When your down and confused,and you don't remember who your talking to..consentration slips away,and your baby is so far away. well theres a dove in a fisted glove and the eagle flies with the dove and if you can't be with the one you love,baby...love the one your with.
C.S.N and young

"with in reason"

happy Turkey day:bounce: :chef: 
cc


----------



## anneke (Jan 5, 2001)

Ha-ha! (Within reason indeed!!)









To our American friends, have a great one!


----------



## jim berman (Oct 28, 1999)

Happy Thanksgiving to everyone! This year, more than ever, we need to remember what our country has been through and why each and eveyone of us is thankful. Relish every moment with your family and friends and be grateful that we get to spend yet one more year together. 
-Jim


----------



## nancya (Apr 30, 2001)

Happy Turkey Day to All!

What do our Canandian friends celebrate? Do ya'll have something similar?


----------



## anneke (Jan 5, 2001)

Yup, just like your only a month earlier..


----------



## momoreg (Mar 4, 2000)

Thanksgiving... my favorite holiday...

It's not about eating turkey to me; it's about being with the ones I love.:bounce: 

Happy Thansgiving.


----------



## olive branch (Oct 2, 2001)

I am so so so lucky, I DO get to be with the ones I love AND to love the ones I'm with! Hope you all have a calm and/or chaotic holiday, whatever blows your hair back!

Love ~ Debbie


----------



## shroomgirl (Aug 11, 2000)

or curls your toes....


----------



## nicko (Oct 5, 2001)

Colleen and I wish everyone a truly wonderful Thanksgiving. As we have all learned how quickly life can be taken away enjoy the time you have with your loved ones this holiday season. And, I would encourage you to invite someone to your gathering that might not have family close by and would otherwise be spending the holiday alone.


----------



## athenaeus (Jul 24, 2001)

Happy Thanksgiving to you and your families!

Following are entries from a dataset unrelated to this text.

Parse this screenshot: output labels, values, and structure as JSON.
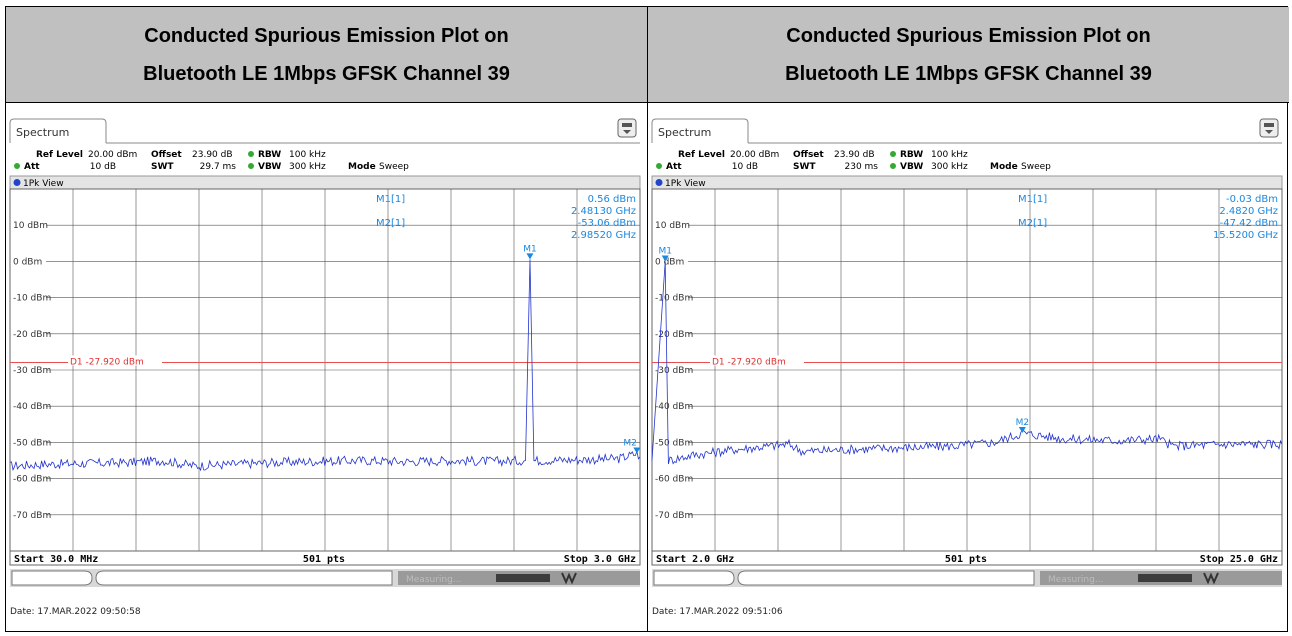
{
  "panels": [
    {
      "title_line1": "Conducted Spurious Emission Plot on",
      "title_line2": "Bluetooth LE 1Mbps GFSK Channel 39",
      "tab": "Spectrum",
      "settings": {
        "ref_level_label": "Ref Level",
        "ref_level": "20.00 dBm",
        "offset_label": "Offset",
        "offset": "23.90 dB",
        "rbw_label": "RBW",
        "rbw": "100 kHz",
        "att_label": "Att",
        "att": "10 dB",
        "swt_label": "SWT",
        "swt": "29.7 ms",
        "vbw_label": "VBW",
        "vbw": "300 kHz",
        "mode_label": "Mode",
        "mode": "Sweep"
      },
      "view_label": "1Pk View",
      "marker_readout": [
        {
          "name": "M1[1]",
          "level": "0.56 dBm",
          "freq": "2.48130 GHz"
        },
        {
          "name": "M2[1]",
          "level": "-53.06 dBm",
          "freq": "2.98520 GHz"
        }
      ],
      "display_line_label": "D1 -27.920 dBm",
      "start_label": "Start 30.0 MHz",
      "points_label": "501 pts",
      "stop_label": "Stop 3.0 GHz",
      "status_text": "Measuring...",
      "date": "Date: 17.MAR.2022  09:50:58"
    },
    {
      "title_line1": "Conducted Spurious Emission Plot on",
      "title_line2": "Bluetooth LE 1Mbps GFSK Channel 39",
      "tab": "Spectrum",
      "settings": {
        "ref_level_label": "Ref Level",
        "ref_level": "20.00 dBm",
        "offset_label": "Offset",
        "offset": "23.90 dB",
        "rbw_label": "RBW",
        "rbw": "100 kHz",
        "att_label": "Att",
        "att": "10 dB",
        "swt_label": "SWT",
        "swt": "230 ms",
        "vbw_label": "VBW",
        "vbw": "300 kHz",
        "mode_label": "Mode",
        "mode": "Sweep"
      },
      "view_label": "1Pk View",
      "marker_readout": [
        {
          "name": "M1[1]",
          "level": "-0.03 dBm",
          "freq": "2.4820 GHz"
        },
        {
          "name": "M2[1]",
          "level": "-47.42 dBm",
          "freq": "15.5200 GHz"
        }
      ],
      "display_line_label": "D1 -27.920 dBm",
      "start_label": "Start 2.0 GHz",
      "points_label": "501 pts",
      "stop_label": "Stop 25.0 GHz",
      "status_text": "Measuring...",
      "date": "Date: 17.MAR.2022  09:51:06"
    }
  ],
  "chart_data": [
    {
      "type": "line",
      "xlim": [
        0.03,
        3.0
      ],
      "ylim": [
        -80,
        20
      ],
      "ytick_labels": [
        "10 dBm",
        "0 dBm",
        "-10 dBm",
        "-20 dBm",
        "-30 dBm",
        "-40 dBm",
        "-50 dBm",
        "-60 dBm",
        "-70 dBm"
      ],
      "ytick_values": [
        10,
        0,
        -10,
        -20,
        -30,
        -40,
        -50,
        -60,
        -70
      ],
      "display_line": -27.92,
      "markers": [
        {
          "label": "M1",
          "x": 2.4813,
          "y": 0.56
        },
        {
          "label": "M2",
          "x": 2.9852,
          "y": -53.06
        }
      ],
      "trace": {
        "x": [
          0.03,
          0.2,
          0.4,
          0.6,
          0.75,
          0.9,
          1.1,
          1.3,
          1.5,
          1.7,
          1.9,
          2.1,
          2.3,
          2.46,
          2.4813,
          2.5,
          2.7,
          2.9,
          2.9852,
          3.0
        ],
        "y": [
          -56.5,
          -56,
          -55.8,
          -55.5,
          -55,
          -56.5,
          -56,
          -55.5,
          -55.2,
          -55,
          -55.3,
          -55,
          -55.2,
          -55,
          0.56,
          -55,
          -54.8,
          -54.5,
          -53.06,
          -54
        ]
      }
    },
    {
      "type": "line",
      "xlim": [
        2.0,
        25.0
      ],
      "ylim": [
        -80,
        20
      ],
      "ytick_labels": [
        "10 dBm",
        "0 dBm",
        "-10 dBm",
        "-20 dBm",
        "-30 dBm",
        "-40 dBm",
        "-50 dBm",
        "-60 dBm",
        "-70 dBm"
      ],
      "ytick_values": [
        10,
        0,
        -10,
        -20,
        -30,
        -40,
        -50,
        -60,
        -70
      ],
      "display_line": -27.92,
      "markers": [
        {
          "label": "M1",
          "x": 2.482,
          "y": -0.03
        },
        {
          "label": "M2",
          "x": 15.52,
          "y": -47.42
        }
      ],
      "trace": {
        "x": [
          2.0,
          2.482,
          2.6,
          3.5,
          5.0,
          7.0,
          7.5,
          9.0,
          11.0,
          13.0,
          14.5,
          15.52,
          17.0,
          19.0,
          20.5,
          21.0,
          23.0,
          25.0
        ],
        "y": [
          -55,
          -0.03,
          -55,
          -53.5,
          -52,
          -50.5,
          -52.5,
          -52,
          -51.5,
          -51,
          -50,
          -47.42,
          -49,
          -49.5,
          -49,
          -51,
          -50.5,
          -50.5
        ]
      }
    }
  ]
}
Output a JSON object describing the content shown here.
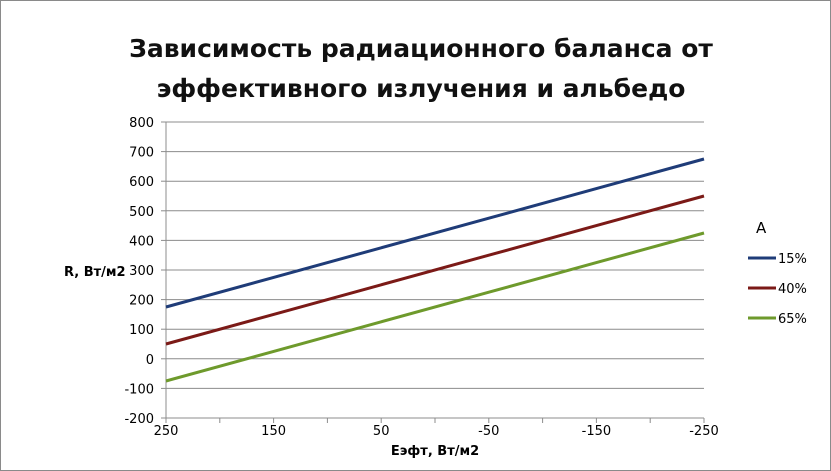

This will be my second thanksgiving with the American Community of Athens!


----------



## kimmie (Mar 13, 2001)

Happy Thanksgiving to all of you.


----------



## non chef (Feb 8, 2001)

HAPPY THANKSGIVING TO ALL.may you all enjoy the love and warmth of family and friends on this day. We are lucky to be able to spend Thanksgiving with CapeChef,Jill&our lovely Amy,Rebecca and Heather. LOve to all!!!!!!!!:bounce:   :bounce:  :chef: NonChef&Ms.NonChef


----------



## mezzaluna (Aug 29, 2000)

Warm Thanksgiving greetings to you too, NonChef and Mrs. NonChef! Blessing and peace to everyone, whether you're in the USA celebrating Thanksgiving, or somewhere else enjoying life. I hope we all appreciate what we have. A favorite quote: "One for whom a pebble has value will be surrounded by treasures wherever (s)he goes." (Par Lagerqvist, in The Dwarf .)


----------



## isa (Apr 4, 2000)

Happy Thanksgiving everyone. 

Enjoy the turkey!


----------



## chefboy2160 (Oct 13, 2001)

Hi folks and happy Thanksgiving . May the force be with you always...............:bounce:


----------